В этих строках – зловещем предвосхищении рассуждений, которые будут развиты в легенде о Великом Инквизиторе, – мы видим антиэгалитаристскую и антисоциалистическую полемику, которая по остроте может сравниться только с рассуждениями Ницше. Если собственность и желание индивидуализации идут рука об руку, словно заявляет Верховенский, «мы уморим желание»: «Необходимо лишь необходимое – вот девиз земного шара отселе». Царство равенства и необходимости осуществимо только через террор. Вот почему следует допускать определенную дозу повседневного террора в форме доносительства, возможность которого обеспечена общей развращенностью, так что каждого есть чем шантажировать и есть в чем обвинить. Чтобы подавить желание и добиться послушания – вот особая педагогика Верховенского, – необходимо потушить любой талант еще в младенчестве.
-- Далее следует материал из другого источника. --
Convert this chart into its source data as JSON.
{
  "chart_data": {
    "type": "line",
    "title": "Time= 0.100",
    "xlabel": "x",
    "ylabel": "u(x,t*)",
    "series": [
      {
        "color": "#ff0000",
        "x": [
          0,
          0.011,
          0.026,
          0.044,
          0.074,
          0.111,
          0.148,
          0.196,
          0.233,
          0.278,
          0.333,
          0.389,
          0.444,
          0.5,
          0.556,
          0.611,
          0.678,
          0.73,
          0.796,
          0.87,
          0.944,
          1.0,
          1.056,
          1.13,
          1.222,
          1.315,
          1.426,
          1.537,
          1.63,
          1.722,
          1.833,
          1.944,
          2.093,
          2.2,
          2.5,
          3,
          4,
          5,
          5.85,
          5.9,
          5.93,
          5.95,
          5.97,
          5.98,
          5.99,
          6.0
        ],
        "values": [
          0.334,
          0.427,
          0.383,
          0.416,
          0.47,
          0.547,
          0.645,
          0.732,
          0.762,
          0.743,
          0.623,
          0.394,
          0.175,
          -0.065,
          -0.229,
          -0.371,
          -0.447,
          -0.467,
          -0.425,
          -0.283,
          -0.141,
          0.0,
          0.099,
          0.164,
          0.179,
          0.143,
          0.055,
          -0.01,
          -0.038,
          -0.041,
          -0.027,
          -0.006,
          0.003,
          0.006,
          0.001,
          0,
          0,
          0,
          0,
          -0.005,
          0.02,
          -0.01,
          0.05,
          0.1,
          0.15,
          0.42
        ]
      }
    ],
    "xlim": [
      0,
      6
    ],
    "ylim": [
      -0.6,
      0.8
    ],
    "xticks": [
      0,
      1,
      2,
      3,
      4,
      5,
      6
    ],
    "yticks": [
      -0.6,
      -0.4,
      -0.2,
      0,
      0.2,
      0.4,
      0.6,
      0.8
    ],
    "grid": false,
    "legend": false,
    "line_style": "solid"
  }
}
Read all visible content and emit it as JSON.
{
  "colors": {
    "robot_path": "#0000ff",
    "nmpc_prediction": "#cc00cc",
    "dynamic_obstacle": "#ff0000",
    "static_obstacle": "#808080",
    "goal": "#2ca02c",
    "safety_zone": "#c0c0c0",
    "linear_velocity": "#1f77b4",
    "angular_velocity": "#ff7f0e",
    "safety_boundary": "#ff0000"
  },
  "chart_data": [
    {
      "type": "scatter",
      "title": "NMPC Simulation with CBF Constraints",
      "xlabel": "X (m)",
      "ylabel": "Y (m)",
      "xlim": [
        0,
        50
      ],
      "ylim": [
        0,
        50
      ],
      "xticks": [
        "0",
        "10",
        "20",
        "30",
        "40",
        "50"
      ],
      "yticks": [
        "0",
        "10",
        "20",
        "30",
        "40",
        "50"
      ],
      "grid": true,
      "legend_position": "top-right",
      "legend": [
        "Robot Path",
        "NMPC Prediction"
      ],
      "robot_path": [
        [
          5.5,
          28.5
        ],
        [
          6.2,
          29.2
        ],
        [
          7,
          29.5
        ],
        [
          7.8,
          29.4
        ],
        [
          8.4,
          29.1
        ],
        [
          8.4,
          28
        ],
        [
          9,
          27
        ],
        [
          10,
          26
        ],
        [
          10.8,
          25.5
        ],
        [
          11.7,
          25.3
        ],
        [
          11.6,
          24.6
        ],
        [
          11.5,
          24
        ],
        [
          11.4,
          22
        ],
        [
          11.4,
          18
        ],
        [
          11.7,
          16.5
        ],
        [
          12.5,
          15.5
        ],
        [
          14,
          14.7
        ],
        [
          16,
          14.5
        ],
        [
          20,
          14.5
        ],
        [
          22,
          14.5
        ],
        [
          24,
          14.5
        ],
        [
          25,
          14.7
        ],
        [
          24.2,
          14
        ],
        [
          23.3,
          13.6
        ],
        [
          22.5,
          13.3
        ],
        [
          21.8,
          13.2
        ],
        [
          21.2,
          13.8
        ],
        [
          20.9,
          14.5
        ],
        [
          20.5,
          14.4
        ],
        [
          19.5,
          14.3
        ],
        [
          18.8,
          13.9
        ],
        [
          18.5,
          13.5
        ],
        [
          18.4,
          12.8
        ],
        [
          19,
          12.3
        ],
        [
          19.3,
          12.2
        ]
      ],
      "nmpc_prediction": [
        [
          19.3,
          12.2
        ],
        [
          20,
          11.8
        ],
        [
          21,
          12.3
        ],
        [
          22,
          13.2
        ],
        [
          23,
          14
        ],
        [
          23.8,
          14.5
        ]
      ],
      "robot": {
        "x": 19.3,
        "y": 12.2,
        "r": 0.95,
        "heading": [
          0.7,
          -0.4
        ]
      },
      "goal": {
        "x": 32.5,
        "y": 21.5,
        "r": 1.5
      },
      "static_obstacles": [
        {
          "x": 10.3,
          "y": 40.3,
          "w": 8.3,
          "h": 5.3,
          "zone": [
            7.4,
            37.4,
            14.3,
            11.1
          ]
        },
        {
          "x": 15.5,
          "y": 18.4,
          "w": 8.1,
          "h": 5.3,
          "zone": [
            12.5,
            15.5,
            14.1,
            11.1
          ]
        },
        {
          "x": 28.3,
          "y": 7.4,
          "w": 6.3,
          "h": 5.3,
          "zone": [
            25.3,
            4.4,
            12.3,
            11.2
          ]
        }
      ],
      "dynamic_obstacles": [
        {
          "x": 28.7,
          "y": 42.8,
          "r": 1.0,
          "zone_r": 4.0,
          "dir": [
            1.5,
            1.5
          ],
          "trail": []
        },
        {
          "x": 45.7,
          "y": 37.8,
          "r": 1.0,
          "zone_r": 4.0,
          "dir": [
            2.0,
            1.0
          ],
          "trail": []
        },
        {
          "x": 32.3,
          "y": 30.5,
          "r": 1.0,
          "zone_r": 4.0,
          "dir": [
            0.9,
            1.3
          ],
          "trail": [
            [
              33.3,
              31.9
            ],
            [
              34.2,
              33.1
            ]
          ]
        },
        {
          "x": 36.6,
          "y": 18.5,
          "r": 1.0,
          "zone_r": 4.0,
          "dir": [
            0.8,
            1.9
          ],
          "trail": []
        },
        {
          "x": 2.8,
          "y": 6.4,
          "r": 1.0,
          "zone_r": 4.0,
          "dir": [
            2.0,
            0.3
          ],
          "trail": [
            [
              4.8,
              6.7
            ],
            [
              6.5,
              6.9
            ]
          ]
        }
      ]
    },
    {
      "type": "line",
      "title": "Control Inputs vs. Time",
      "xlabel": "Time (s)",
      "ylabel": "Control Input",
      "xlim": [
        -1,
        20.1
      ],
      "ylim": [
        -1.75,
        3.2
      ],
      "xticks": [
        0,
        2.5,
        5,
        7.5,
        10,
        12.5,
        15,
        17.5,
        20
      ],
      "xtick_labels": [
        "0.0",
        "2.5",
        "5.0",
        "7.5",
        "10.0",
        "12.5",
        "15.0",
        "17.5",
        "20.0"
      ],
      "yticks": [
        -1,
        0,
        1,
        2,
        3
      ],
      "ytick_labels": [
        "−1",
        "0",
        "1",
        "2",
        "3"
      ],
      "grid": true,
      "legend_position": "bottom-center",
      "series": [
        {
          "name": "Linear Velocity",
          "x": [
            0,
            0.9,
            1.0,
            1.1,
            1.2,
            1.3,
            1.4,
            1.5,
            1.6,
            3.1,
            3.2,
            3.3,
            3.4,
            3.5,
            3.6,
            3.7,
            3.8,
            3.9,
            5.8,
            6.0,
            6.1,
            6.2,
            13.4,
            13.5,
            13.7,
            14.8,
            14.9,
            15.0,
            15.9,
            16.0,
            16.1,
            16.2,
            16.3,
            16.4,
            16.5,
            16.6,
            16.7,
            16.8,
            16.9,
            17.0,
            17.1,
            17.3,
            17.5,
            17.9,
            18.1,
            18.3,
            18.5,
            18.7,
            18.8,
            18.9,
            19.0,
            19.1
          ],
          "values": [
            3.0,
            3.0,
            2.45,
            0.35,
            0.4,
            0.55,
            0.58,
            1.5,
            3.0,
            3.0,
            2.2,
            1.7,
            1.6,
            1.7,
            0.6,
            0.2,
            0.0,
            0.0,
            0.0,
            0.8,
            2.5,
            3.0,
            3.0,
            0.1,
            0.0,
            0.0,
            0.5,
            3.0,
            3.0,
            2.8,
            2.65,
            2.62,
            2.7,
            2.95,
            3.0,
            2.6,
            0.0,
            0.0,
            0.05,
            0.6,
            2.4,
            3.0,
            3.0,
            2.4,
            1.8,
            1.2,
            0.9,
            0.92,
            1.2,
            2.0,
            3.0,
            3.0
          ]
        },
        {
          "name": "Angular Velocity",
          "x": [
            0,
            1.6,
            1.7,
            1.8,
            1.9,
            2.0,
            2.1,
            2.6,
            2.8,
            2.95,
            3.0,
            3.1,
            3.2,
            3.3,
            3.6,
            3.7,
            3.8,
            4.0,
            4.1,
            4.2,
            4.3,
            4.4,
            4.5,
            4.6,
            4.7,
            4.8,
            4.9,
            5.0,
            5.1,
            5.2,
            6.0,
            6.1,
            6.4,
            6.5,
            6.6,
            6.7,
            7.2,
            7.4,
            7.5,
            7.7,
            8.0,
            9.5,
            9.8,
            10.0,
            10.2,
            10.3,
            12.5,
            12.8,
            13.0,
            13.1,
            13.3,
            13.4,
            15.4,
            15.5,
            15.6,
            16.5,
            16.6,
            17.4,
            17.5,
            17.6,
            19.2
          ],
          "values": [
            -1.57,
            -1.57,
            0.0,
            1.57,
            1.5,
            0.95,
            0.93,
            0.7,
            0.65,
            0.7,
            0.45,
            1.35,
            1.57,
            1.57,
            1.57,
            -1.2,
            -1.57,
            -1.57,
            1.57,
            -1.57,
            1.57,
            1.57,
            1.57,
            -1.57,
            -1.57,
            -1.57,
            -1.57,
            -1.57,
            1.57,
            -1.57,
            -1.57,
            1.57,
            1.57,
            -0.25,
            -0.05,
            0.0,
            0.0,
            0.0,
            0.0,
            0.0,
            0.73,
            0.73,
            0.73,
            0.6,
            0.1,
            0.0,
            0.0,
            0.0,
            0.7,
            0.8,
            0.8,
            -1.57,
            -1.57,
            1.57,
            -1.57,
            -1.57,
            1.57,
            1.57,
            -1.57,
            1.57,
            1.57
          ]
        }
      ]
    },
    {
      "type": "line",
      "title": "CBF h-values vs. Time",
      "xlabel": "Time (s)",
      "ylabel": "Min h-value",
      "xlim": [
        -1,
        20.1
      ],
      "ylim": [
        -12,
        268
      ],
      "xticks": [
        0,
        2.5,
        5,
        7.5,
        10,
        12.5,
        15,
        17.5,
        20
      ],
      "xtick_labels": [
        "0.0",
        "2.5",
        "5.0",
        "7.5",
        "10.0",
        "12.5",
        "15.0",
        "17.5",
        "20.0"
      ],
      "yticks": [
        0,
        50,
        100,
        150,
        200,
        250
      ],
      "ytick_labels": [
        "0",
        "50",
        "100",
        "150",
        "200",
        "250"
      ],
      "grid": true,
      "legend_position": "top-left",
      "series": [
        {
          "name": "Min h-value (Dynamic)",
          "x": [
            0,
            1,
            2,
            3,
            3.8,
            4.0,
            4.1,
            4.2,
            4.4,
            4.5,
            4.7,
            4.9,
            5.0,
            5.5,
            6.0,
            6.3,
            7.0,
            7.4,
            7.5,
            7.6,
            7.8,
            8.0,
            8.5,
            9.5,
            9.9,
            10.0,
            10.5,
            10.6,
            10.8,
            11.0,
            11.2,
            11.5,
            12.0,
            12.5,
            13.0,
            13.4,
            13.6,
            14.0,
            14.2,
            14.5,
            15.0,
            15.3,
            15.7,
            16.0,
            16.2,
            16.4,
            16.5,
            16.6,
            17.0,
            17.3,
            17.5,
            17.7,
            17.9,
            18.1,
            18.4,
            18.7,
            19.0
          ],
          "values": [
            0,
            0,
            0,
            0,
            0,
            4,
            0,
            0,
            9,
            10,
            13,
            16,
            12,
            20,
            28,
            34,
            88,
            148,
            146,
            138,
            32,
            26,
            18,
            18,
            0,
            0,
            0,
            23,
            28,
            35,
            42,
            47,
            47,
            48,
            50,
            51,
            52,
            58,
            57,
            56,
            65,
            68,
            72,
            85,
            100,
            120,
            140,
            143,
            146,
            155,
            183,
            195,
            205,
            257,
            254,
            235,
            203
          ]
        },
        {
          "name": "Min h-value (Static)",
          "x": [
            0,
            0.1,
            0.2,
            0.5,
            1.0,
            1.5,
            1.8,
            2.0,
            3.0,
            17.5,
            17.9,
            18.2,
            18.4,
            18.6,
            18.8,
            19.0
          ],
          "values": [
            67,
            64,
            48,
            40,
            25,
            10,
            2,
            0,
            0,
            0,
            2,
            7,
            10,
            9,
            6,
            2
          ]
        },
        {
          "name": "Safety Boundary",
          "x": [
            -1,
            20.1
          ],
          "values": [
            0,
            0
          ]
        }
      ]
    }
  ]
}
Однако, уточняет он, всего этого еще недостаточно. Поэтому предусматривается необходимость мощных социальных судорог, о которых позаботятся правители. Тогда «все вдруг начинают поедать друг друга, до известной черты, единственно чтобы не было скучно. Скука есть ощущение аристократическое; в шигалевщине не будет желаний. Желание и страдание для нас, а для рабов шигалевщина». На тех же страницах появляется и другая цель горячей полемики Достоевского: Католическая церковь.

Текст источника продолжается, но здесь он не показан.